I consider myself to be a very open-minded person. With that, I try to let myself experience new things while placing all judgments aside. That being said, this evening I had the chance to attend a Kirtan, which entails various chanting of Sanskrit, (be it music or a cappella) and storytelling by members of a group. Thankfully, my cousin Marianna invited me to this, so we were able to go experience this together.
Coming from a background in Christianity, it made me question if participating in this event went against my religious views. I initially wondered if I was somehow giving praise to a God other than my own. Was I going against the ideals I had been taught in youth group and Sunday school? Or could I somehow praise my God through this new kind of worship?
As I sat there, eyes closed and focusing on my intentional breathing, I realized that I was indeed doing what I had been taught by my pastor and the leaders of various youth church retreats. I was meditating and allowing myself to be open and present in the moment. However, I was doing so all the while giving thanks to the Father and the Son. As a Christian, I am more than justified in quiet meditation and prayer, and this was exactly what I was doing in that room.
I joined in with the various chants and sang along where I saw fit, and I let myself be open to the wonderful messages that the leaders of the group were teaching. They had a centered focus, from the beginning, on love. Not just the word love and how our society throws it around so easily, but the kind of love that you can feel deeply and that excites your soul. I felt like I was able to connect with these ideals, because it is exactly what I have been taught through the Bible. The Bible teaches me to love unconditionally and whole-heartedly—which gave me a way to link myself to the mood and message of the Kirtan.
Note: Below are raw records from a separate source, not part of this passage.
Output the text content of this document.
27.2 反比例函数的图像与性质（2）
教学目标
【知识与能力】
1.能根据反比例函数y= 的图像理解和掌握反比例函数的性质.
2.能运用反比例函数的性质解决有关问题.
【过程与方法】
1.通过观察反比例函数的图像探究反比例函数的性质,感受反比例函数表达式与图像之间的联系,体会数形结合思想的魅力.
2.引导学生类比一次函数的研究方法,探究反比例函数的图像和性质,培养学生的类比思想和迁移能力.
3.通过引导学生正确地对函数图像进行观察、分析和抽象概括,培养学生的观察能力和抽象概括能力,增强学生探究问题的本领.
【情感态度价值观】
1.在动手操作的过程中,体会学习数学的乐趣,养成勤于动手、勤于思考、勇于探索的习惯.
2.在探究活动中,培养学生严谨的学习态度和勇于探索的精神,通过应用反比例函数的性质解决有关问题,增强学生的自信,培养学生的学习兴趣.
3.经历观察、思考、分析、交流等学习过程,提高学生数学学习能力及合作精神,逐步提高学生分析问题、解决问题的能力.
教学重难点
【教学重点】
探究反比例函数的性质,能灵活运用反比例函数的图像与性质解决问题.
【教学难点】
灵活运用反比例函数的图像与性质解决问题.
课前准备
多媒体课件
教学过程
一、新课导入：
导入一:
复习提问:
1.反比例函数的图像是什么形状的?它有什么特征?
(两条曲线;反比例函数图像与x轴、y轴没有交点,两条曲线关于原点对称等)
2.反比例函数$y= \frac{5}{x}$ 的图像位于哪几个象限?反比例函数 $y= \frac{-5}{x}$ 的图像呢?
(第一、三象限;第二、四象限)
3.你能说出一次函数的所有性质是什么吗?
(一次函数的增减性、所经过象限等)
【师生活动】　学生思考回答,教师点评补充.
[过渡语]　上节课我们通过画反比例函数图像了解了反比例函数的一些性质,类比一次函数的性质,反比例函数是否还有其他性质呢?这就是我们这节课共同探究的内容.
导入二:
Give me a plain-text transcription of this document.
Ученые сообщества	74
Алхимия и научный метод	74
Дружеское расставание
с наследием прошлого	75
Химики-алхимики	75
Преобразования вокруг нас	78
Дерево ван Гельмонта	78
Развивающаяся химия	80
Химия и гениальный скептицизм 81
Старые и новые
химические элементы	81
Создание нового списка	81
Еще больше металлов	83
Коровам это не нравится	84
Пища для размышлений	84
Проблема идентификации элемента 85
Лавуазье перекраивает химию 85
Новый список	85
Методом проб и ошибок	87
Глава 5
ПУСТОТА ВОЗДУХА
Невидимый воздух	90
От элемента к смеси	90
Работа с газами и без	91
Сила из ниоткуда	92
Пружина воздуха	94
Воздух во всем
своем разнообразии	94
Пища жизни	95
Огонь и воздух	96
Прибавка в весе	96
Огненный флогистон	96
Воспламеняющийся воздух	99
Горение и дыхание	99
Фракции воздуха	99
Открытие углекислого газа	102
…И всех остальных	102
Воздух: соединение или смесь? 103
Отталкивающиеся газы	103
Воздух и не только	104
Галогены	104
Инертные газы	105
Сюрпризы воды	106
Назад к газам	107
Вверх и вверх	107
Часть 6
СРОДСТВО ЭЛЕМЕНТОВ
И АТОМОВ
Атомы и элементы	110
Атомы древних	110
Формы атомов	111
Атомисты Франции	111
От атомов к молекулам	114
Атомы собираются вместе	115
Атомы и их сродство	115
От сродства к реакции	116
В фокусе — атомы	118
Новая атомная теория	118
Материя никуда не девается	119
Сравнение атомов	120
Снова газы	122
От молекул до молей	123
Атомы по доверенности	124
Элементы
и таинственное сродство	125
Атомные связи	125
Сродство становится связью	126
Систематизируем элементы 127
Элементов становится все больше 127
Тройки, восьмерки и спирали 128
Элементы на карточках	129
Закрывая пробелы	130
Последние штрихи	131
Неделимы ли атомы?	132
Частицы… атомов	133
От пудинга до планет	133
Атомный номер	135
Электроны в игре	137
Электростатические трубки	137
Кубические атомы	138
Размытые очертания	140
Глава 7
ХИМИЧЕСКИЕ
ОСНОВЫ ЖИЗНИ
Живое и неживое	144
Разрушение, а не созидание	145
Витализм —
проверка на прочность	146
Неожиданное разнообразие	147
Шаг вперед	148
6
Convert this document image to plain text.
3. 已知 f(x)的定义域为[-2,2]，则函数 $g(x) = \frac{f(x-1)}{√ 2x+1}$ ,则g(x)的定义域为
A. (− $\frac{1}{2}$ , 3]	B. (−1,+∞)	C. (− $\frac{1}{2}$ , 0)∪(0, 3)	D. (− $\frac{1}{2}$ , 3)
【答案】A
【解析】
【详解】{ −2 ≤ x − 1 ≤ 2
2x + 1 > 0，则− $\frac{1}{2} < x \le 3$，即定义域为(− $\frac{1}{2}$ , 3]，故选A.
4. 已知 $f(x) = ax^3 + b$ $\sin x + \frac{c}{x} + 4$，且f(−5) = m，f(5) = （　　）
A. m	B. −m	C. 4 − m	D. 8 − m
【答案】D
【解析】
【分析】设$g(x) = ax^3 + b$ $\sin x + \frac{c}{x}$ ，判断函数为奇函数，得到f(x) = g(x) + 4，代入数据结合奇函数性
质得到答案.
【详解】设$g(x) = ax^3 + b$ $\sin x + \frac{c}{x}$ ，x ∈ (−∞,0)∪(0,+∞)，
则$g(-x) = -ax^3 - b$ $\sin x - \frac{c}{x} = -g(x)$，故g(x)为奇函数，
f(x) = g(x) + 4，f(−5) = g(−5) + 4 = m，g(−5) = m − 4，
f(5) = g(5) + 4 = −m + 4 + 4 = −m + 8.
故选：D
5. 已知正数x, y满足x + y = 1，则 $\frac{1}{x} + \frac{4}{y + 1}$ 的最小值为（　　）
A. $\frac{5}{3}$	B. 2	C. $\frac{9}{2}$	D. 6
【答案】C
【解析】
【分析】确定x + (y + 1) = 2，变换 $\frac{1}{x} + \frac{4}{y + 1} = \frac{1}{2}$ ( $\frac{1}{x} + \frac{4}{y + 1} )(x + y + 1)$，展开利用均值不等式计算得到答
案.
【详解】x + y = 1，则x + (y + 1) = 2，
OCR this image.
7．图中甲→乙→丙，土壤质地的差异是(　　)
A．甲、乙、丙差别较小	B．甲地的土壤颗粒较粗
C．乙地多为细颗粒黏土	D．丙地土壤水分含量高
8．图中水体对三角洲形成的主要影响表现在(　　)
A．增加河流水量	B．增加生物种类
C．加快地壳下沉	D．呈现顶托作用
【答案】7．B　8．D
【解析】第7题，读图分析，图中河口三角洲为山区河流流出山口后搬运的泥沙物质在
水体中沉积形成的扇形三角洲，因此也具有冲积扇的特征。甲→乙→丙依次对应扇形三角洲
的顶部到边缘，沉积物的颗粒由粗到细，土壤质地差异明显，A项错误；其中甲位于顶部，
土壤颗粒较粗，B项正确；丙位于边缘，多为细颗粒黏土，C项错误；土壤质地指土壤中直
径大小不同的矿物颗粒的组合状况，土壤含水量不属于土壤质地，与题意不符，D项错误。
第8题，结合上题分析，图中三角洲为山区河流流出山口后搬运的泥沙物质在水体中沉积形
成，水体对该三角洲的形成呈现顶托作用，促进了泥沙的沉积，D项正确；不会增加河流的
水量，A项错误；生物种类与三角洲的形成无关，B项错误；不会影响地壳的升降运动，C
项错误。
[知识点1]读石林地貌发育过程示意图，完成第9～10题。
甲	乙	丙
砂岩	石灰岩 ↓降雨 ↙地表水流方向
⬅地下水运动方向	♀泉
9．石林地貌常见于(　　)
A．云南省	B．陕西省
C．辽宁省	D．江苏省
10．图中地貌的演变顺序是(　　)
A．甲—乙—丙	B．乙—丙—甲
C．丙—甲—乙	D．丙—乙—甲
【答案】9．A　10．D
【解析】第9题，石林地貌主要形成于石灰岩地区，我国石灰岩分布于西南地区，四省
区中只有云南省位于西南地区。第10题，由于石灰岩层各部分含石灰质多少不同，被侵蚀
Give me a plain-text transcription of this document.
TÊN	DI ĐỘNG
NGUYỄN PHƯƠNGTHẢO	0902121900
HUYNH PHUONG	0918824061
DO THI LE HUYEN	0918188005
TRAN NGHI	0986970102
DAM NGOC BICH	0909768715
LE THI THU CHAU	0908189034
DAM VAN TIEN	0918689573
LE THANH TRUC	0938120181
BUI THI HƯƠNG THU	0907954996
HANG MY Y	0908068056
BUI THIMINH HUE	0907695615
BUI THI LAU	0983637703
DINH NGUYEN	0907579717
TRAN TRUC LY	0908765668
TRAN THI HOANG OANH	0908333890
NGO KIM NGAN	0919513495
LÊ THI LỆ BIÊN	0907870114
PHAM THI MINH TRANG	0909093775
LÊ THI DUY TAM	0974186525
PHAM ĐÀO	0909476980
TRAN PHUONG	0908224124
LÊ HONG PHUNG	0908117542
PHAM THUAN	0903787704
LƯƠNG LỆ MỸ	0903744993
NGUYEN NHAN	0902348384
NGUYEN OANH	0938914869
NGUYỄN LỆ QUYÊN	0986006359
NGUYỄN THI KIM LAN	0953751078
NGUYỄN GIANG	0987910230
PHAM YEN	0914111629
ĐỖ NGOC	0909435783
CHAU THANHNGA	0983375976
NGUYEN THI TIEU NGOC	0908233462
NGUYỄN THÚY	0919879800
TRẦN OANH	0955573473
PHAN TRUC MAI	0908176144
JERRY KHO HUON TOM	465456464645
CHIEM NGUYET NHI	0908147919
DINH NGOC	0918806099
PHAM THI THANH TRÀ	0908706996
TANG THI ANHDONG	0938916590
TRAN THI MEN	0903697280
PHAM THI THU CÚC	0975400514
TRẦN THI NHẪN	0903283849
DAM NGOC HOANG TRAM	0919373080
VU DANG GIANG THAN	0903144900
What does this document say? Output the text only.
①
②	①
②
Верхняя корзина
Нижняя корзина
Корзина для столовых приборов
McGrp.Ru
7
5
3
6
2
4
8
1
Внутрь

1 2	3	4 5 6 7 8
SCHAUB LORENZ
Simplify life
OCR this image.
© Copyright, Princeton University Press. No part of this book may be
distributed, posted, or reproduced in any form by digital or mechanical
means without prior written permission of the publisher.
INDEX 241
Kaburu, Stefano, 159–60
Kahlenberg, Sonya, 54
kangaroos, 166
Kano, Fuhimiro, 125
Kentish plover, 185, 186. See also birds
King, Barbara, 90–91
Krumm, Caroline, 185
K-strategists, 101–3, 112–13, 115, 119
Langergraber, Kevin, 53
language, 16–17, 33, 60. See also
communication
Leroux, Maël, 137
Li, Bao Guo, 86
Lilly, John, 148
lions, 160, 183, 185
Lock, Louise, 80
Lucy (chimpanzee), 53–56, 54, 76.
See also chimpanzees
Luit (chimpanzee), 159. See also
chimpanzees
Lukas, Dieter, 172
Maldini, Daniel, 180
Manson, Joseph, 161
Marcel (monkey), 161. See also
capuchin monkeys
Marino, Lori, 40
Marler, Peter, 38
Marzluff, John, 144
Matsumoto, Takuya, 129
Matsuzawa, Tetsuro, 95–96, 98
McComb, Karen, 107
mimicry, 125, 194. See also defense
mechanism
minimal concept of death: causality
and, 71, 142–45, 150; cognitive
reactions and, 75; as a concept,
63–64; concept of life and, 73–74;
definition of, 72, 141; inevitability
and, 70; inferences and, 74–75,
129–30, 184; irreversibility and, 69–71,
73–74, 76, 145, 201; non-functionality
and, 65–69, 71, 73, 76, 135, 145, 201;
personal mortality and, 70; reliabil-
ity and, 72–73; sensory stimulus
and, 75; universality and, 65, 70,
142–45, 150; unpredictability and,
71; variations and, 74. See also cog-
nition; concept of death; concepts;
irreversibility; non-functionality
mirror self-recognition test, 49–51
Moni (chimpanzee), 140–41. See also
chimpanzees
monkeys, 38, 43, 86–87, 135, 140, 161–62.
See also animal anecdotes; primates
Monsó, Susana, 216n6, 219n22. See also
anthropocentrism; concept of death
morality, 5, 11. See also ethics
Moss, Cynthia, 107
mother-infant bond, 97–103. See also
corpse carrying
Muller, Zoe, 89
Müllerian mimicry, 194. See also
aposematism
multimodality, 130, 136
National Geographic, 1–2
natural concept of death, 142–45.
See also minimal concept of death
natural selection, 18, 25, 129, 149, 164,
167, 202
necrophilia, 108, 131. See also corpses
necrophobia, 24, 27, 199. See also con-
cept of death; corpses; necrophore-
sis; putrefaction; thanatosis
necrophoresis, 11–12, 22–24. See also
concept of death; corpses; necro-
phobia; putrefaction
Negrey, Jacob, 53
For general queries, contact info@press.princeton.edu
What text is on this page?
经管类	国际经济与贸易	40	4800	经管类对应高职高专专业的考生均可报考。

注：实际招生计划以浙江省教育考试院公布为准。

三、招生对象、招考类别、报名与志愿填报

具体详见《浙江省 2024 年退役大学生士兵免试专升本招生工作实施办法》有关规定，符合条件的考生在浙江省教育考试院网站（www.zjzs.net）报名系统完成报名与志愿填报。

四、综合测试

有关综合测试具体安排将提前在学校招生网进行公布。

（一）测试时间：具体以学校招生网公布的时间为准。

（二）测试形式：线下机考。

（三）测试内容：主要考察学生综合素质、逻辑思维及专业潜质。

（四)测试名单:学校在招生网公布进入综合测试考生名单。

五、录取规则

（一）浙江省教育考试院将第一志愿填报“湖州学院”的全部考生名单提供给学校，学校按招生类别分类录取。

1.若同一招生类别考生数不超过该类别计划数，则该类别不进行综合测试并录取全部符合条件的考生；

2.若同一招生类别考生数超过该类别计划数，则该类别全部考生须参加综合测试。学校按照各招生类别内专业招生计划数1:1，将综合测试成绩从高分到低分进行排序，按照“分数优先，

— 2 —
Another message that I was able to center back into my own roots was being open and willing to grow in your faith—knowing that someday, when you are fully ripened, you will be picked like the fruit from a tree. This brought me a strong connection to the idea that someday the Father will call me home again, when I am ripe and have done all that he has planned for me. I will be ready.
As you can tell, I felt that I got a lot out of this experience (and I might have had a little fun too). It also connected with my new experience on a deeper level. I opened myself up and I am so grateful for that. I know there will be more chanting in my future.